Arts-Loi. Croisement de l’avenue des Arts et de la rue de la Loi. Voici l’incarnation du rêve américain des années 50, quand Bruxelles se prenait pour New York. Pour faire moderne, il lui fallait alors des autoroutes urbaines et des tunnels routiers, pour que les visiteurs de l’Expo 58 puissent s’y rendre en voiture sans être freinés par des piétons ou des cyclistes. Des politiciens prêts à révolutionner la mobilité lui ont percé en plein cœur un périphérique de 8 kilomètres de long, sur le tracé de son enceinte médiévale. On l’a joliment baptisé « Petite Ceinture ». Aujourd’hui, cette Bruxelles de bon-papa est une vieille fumeuse en phase terminale. Des morceaux de tunnel tombent sur la tête des automobilistes et, comble de l’ironie, on envisage de construire une vaste piste cyclable sur sa Petite Ceinture. Ce qui faisait autrefois la fierté de Bruxelles fait aujourd’hui sa honte : des voitures, partout, tout le temps. Le carrefour d’Arts-Loi est tellement pollué qu’il est au centre de deux plaintes, l’une de l’Europe, l’autre de citoyens. Secoue-toi, pauvre ville ! Ceci est peut-être ta chance de te remettre à rêver.
« Bruxelles est la première ville dans laquelle on porte plainte non seulement à cause des mauvais résultats mais aussi à cause de la méthode avec laquelle on mesure la qualité de l’air », explique Ugo Taddei, de Client Earth. Cette ONG anglaise dispose d’un bureau à deux pas d’Arts-Loi. Selon elle, les autorités bruxelloises ne font pas les prélèvements obligatoires dans les endroits les plus pollués.

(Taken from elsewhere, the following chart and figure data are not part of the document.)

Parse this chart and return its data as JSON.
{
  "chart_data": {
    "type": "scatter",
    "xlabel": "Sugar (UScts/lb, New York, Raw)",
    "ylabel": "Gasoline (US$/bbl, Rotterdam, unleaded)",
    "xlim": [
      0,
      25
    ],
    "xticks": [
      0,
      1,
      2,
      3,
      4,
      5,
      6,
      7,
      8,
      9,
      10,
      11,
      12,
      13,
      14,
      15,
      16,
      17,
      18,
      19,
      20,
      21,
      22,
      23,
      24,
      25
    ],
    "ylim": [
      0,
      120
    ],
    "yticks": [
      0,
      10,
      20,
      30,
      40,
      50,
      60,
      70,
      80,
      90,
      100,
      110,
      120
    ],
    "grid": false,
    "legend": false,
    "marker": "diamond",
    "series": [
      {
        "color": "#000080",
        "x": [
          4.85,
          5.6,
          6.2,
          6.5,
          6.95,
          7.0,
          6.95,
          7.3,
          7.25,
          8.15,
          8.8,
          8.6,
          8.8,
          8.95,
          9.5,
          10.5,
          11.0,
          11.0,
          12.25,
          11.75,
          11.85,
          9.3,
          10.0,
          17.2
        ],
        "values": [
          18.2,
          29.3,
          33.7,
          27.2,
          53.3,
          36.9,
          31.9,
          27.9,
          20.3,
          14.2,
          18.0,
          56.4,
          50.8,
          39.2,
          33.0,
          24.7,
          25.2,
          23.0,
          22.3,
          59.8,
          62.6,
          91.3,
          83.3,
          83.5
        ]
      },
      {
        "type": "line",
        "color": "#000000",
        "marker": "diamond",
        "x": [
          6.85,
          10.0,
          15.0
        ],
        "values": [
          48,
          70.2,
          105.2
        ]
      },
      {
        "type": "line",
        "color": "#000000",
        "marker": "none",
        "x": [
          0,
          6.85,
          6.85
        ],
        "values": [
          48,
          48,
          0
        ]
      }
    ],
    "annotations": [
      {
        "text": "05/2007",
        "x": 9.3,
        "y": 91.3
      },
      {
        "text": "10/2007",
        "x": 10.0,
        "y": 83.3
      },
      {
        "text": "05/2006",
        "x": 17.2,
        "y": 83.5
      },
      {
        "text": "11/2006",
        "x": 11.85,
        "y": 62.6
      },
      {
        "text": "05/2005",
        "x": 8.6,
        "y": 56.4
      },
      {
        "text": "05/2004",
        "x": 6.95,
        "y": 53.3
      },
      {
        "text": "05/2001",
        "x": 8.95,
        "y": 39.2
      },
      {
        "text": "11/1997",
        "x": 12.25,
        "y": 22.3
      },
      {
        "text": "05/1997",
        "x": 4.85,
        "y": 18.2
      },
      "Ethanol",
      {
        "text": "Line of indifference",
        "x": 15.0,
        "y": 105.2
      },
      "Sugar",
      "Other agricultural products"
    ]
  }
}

Au Royaume-Uni, en Allemagne, en Tchéquie, en Italie ou en Pologne, Client Earth a déjà attaqué des pouvoirs publics en justice pour des niveaux de pollution dépassant les seuils européens. En 2016, l’organisation internationale s’est associée à des membres de la plateforme citoyenne Clean Air BXL (Bruxelles Air Propre) pour attaquer la Région de Bruxelles-Capitale en raison de sa mollesse à remédier au problème. Le plan Air-Climat-Énergie, lancé par la ministre bruxelloise de l’Environnement Céline Fremault (CDH), est jugé insuffisant. Sa mesure phare, l’introduction, dès 2018, d’une zone de basse émission (interdiction progressive pour les vieux diesels d’entrer en ville), permet le remplacement de véhicules très polluants par de plus récents mais ne règle pas la question de la congestion automobile. L’opposition Écolo plaide, par exemple, pour un péage urbain, qui aurait des effets plus notables sur la qualité de l’air mais aussi sur la mobilité – et donc sur la qualité de vie.
La Région pourrait-elle perdre ce procès ? Pour ce qui est des résultats, elle peut danser la samba en rappelant qu’il y a une amélioration pour l’ozone, le monoxyde de carbone ou les poussières. Les plaignants insisteront sur les dépassements des valeurs limites annuelles fixées par l’Union européenne pour le dioxyde d’azote (NO2). Ce gaz est la bête noire des villes d’Europe de l’Ouest comme Bruxelles, qui cultivent l’art de l’embouteillage, un amour inconditionnel pour le diesel (avec, en prime, la tricherie « dieselgate » sur les niveaux réels de pollution des voitures) et une précarité favorable aux vieilles chaudières et à la mauvaise isolation des bâtiments. Mais, au tribunal, les débats porteront surtout sur les efforts de la Région pour remédier à ce problème de santé publique, sur la qualité du réseau de mesures et de l’information au grand public. Arts-Loi sera au carrefour de toutes les critiques. L’audience est prévue pour le 16 novembre.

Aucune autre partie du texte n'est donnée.